Getting Analysis Review
The current process for getting analysis review has not been optimized.
If you run into problems, feel free to ask in the #datapipeline
channel on IRC.
Table of Contents
Finding a Reviewer
There are two major types of review for most analyses: Data review and Methodology review.
A data reviewer has expert understanding of the dataset your analysis is based upon. During data review, your reviewer will try to identify any issues with your analysis that come from misapplying the data. For example, sampling issues or data collection oddities.
Methodology review primarily covers statistical concepts.

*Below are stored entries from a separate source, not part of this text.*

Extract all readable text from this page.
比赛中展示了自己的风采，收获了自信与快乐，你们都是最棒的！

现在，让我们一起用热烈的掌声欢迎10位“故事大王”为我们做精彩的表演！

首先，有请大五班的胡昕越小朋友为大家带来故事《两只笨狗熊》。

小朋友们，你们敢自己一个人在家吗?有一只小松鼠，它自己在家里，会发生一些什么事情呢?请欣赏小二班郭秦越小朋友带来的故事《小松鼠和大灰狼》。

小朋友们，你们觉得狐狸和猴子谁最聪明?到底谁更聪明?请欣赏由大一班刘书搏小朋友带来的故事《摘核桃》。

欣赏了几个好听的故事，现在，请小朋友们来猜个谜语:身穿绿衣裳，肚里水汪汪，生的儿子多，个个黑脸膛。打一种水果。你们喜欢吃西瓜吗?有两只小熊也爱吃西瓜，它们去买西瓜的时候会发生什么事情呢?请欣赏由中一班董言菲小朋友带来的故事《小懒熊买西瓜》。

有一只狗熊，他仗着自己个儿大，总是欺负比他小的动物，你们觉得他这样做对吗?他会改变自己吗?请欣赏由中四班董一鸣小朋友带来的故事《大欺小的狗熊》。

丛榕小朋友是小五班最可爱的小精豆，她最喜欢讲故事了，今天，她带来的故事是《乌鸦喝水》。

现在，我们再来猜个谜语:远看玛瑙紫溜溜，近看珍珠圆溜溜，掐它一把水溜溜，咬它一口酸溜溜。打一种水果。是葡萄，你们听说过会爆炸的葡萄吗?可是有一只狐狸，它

For example, if you're training regressions, forecasting data, or doing complex statistical tests, you should probably get Methodology review. Many (most?) analyses at Mozilla use simple aggregations and little to no statistical inference. These analyses only require data review.

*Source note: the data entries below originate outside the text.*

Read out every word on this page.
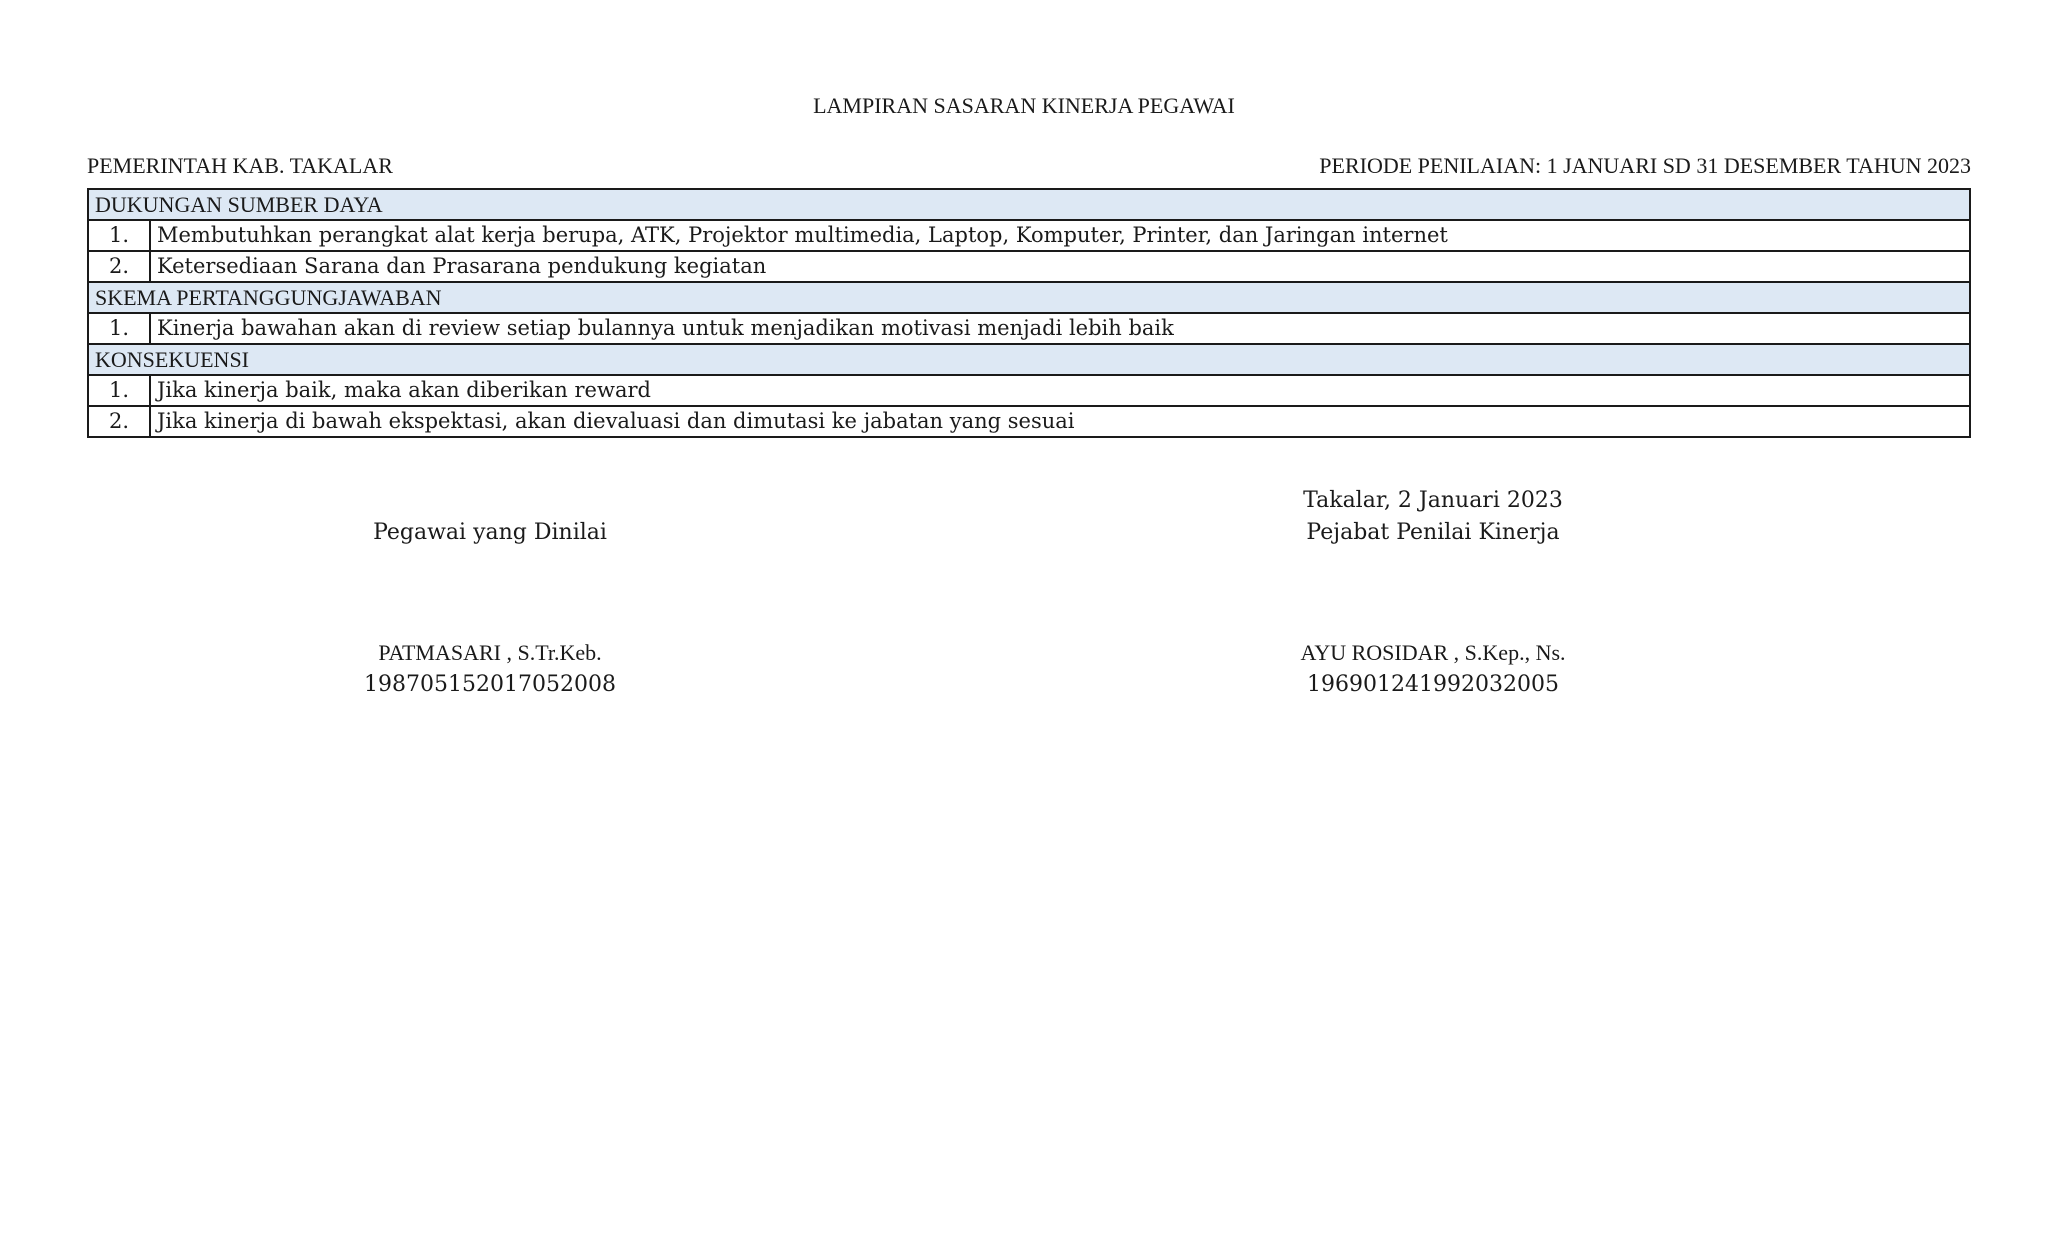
LAMPIRAN SASARAN KINERJA PEGAWAI
PEMERINTAH KAB. TAKALAR	PERIODE PENILAIAN: 1 JANUARI SD 31 DESEMBER TAHUN 2023
DUKUNGAN SUMBER DAYA	
1.	Membutuhkan perangkat alat kerja berupa, ATK, Projektor multimedia, Laptop, Komputer, Printer, dan Jaringan internet
2.	Ketersediaan Sarana dan Prasarana pendukung kegiatan
SKEMA PERTANGGUNGJAWABAN	
1.	Kinerja bawahan akan di review setiap bulannya untuk menjadikan motivasi menjadi lebih baik
KONSEKUENSI	
1.	Jika kinerja baik, maka akan diberikan reward
2.	Jika kinerja di bawah ekspektasi, akan dievaluasi dan dimutasi ke jabatan yang sesuai
Pegawai yang Dinilai
PATMASARI , S.Tr.Keb.
198705152017052008
Takalar, 2 Januari 2023
Pejabat Penilai Kinerja
AYU ROSIDAR , S.Kep., Ns.
196901241992032005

Accordingly, we suggest you first find a data reviewer for your analysis. Your data reviewer will tell you if you should get methodology review and will help you find a reviewer.
Data Reviewers
To get review for your analysis, contact one of the data reviewers listed for the dataset your analysis is based upon:
Dataset | Reviewers |
---|---|
Longitudinal | |
Cross Sectional | |
Main Summary | |
Crash Summary | |
Crash Aggregate | |
Events | |
Sync Summary | |
Addons | |
Client Count Daily |
Jupyter Notebooks
It's difficult to review Jupyter notebooks on Github. The notebook is stored as a JSON object, with python code stored in strings. This makes commenting on particular lines very difficult. Because the output is stored next to the code, it's also very difficult to review the diff for a given notebook.
RTMO
For simple notebooks, the best way to get review is through the knowledge repo. The knowledge repo renders your Jupyter notebooks to markdown while keeping the original source code next to the document. This gives your reviewer an easy-to-review markdown file. Your analysis will also be available at RTMO. This will aid discoverability and help others find your analysis. Note that RTMO is public so your analysis will also be public.
Start a Repository
Notebooks are great for presenting information, but are not a good medium for storing code. If your notebook contains complicated logic or a significant amount of custom code, you should consider moving most of the logic to a python package. Your reviewer may ask you for tests, which also requires moving the code out of a notebook.
Where to store the package
The data platform team maintains a python repository of analyses and ETL called
python_mozetl
.
Feel free to file a pull request against that repository.
Your reviewer will provide analysis review during the code review.
You'll need review for each commit to python_mozetl
's master branch.
If you are still prototyping your job but want to move out of a Jupyter notebook,
take a look at
cookiecutter-python-etl
.
This tool will help you configure a new python repository
so you can hack quickly without getting review.
nbconvert
The easiest way to get your code out of a Jupyter notebook
is to use nbconvert
command from Jupyter.
If you have a notebook called analysis.ipynb
you can dump your analysis to a python script using the following command:
jupyter nbconvert --to python analysis.ipynb
You'll need to clean up some formatting in the resulting analysis.py
file,
but most of the work has been done for you.